World Journal of Surgery | 1998
François M.H. van Dielen; H. A. J. M. Kurvers; Ruben Dammers; Mirjam G.A. oude Egbrink; Dick W. Slaaf; Jan H. M. Tordoir; Peter J.E.H.M. Kitslaar
Abstract. The role of lumbar sympathectomy in the treatment of limb ischemia secondary to arteriosclerosis obliterans has been controversial. Increased temperature and rubor of the skin, which usually follow sympathectomy, have generally been interpreted as indicative of improved nutritive skin blood flow. However, the existence of a (nonnutritive) thermoregulatory level of skin microcirculation makes such an extrapolation questionable. We investigated the total (mainly thermoregulatory) skin blood flow (TSBF) in the hindlimb of 15 male Lewis rats by means of laser Doppler flowmetry and the nutritive skin blood flow (NSBF) by means of capillary microscopy (red blood cell velocity). Transcutaneous oximetry was used to assess skin oxygenation (SO). Measurements were performed before and 2 and 28 days after ligation of the common iliac and iliolumbar artery.
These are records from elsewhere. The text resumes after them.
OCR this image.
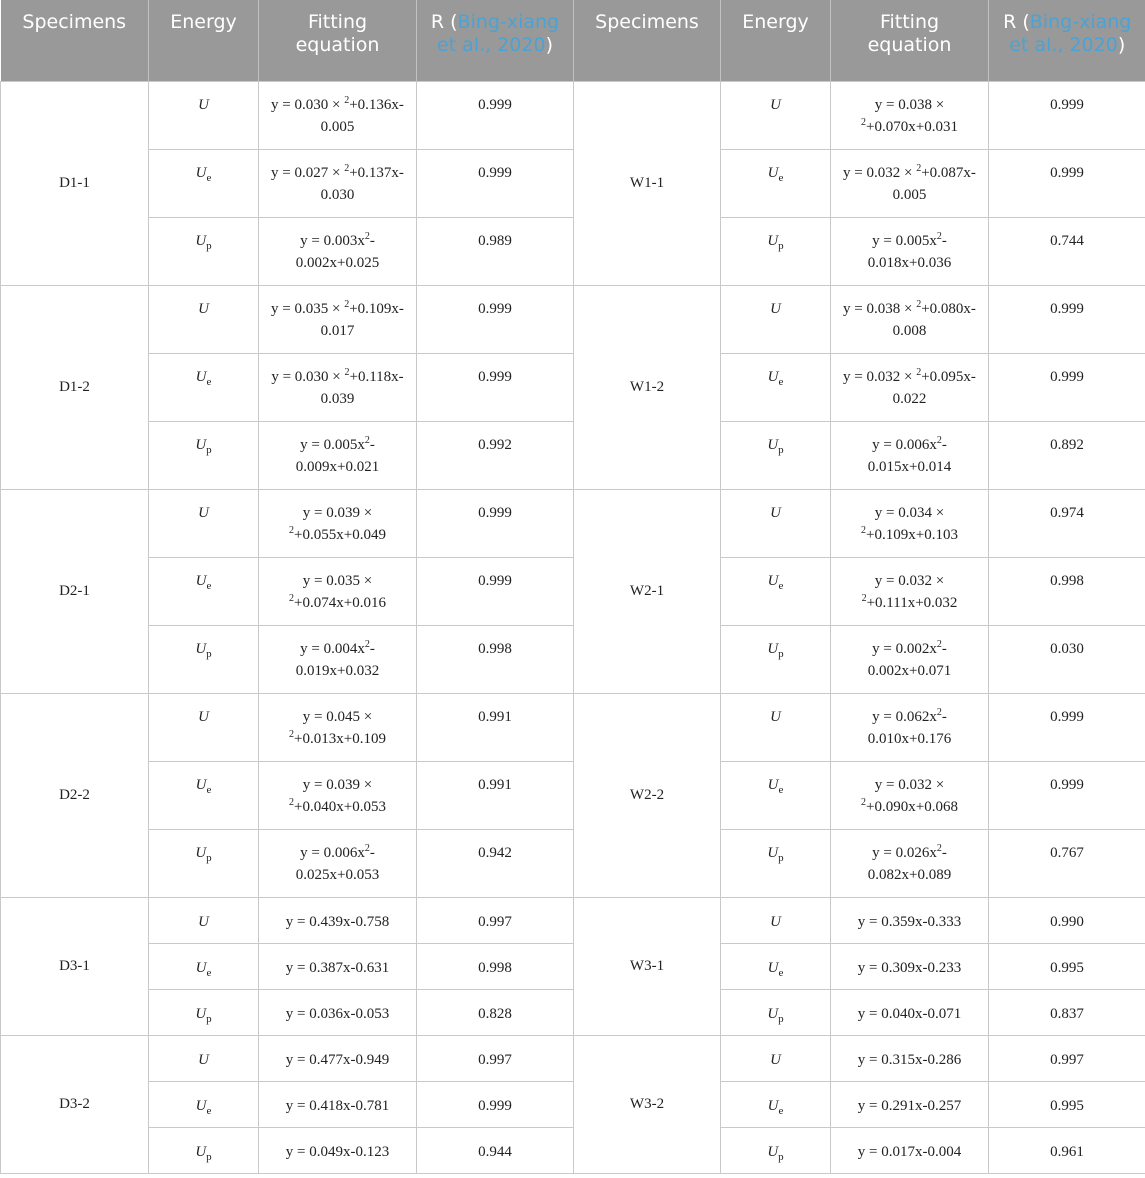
Specimens	Energy	Fitting equation	R (Bing-xiang et al., 2020)	Specimens	Energy	Fitting equation	R (Bing-xiang et al., 2020)
D1-1	U	y = 0.030 × $^2$+0.136x-0.005	0.999	W1-1	U	y = 0.038 × $^2$+0.070x+0.031	0.999
	$U_e$	y = 0.027 × $^2$+0.137x-0.030	0.999		$U_e$	y = 0.032 × $^2$+0.087x-0.005	0.999
	$U_p$	$y = 0.003x^2-0.002x+0.025$	0.989		$U_p$	$y = 0.005x^2-0.018x+0.036$	0.744
D1-2	U	y = 0.035 × $^2$+0.109x-0.017	0.999	W1-2	U	y = 0.038 × $^2$+0.080x-0.008	0.999
	$U_e$	y = 0.030 × $^2$+0.118x-0.039	0.999		$U_e$	y = 0.032 × $^2$+0.095x-0.022	0.999
	$U_p$	$y = 0.005x^2-0.009x+0.021$	0.992		$U_p$	$y = 0.006x^2-0.015x+0.014$	0.892
D2-1	U	y = 0.039 × $^2$+0.055x+0.049	0.999	W2-1	U	y = 0.034 × $^2$+0.109x+0.103	0.974
	$U_e$	y = 0.035 × $^2$+0.074x+0.016	0.999		$U_e$	y = 0.032 × $^2$+0.111x+0.032	0.998
	$U_p$	$y = 0.004x^2-0.019x+0.032$	0.998		$U_p$	$y = 0.002x^2-0.002x+0.071$	0.030
D2-2	U	y = 0.045 × $^2$+0.013x+0.109	0.991	W2-2	U	$y = 0.062x^2-0.010x+0.176$	0.999
	$U_e$	y = 0.039 × $^2$+0.040x+0.053	0.991		$U_e$	y = 0.032 × $^2$+0.090x+0.068	0.999
	$U_p$	$y = 0.006x^2-0.025x+0.053$	0.942		$U_p$	$y = 0.026x^2-0.082x+0.089$	0.767
D3-1	U	y = 0.439x-0.758	0.997	W3-1	U	y = 0.359x-0.333	0.990
	$U_e$	y = 0.387x-0.631	0.998		$U_e$	y = 0.309x-0.233	0.995
	$U_p$	y = 0.036x-0.053	0.828		$U_p$	y = 0.040x-0.071	0.837
D3-2	U	y = 0.477x-0.949	0.997	W3-2	U	y = 0.315x-0.286	0.997
	$U_e$	y = 0.418x-0.781	0.999		$U_e$	y = 0.291x-0.257	0.995
	$U_p$	y = 0.049x-0.123	0.944		$U_p$	y = 0.017x-0.004	0.961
Subsequently, either a surgical resection of the sympathetic chain (L 2 –L 6 ) was performed or a sham operation. Measurements were repeated 2 and 28 days later. For the group of 15 rats as a whole, TSBF (p < 0.05), NSBF (p < 0.05), and SO (p < 0.05) were found to be drastically reduced at day 2 after ligation compared to preligation values. This reduction partially recovered during the following weeks. TSBF (p < 0.05) and NSBF (p < 0.05), however were still reduced at day 28 after ligation compared to preligation values, whereas the SO at this time tended to be lower (p= 0.11). In the sympathectomy group the TSBF was found to be increased at day 2 (p < 0.05) and day 28 (p < 0.05) after sympathectomy, both compared to values obtained at day 28 after ligation. Sympathectomy did not have an effect on NSBF and SO. The sham procedure had no effect on the TSBF, NSBF, or SO. These results indicate that in case of lower limb ischemia, sympathectomy improves skin blood flow at the thermoregulatory but not the nutritive level of skin microcirculation. This may be related to the fact that the thermoregulatory vessels are mainly sympathetically controlled, whereas the nutritive capillaries are mainly controlled by local (nonneural) factors.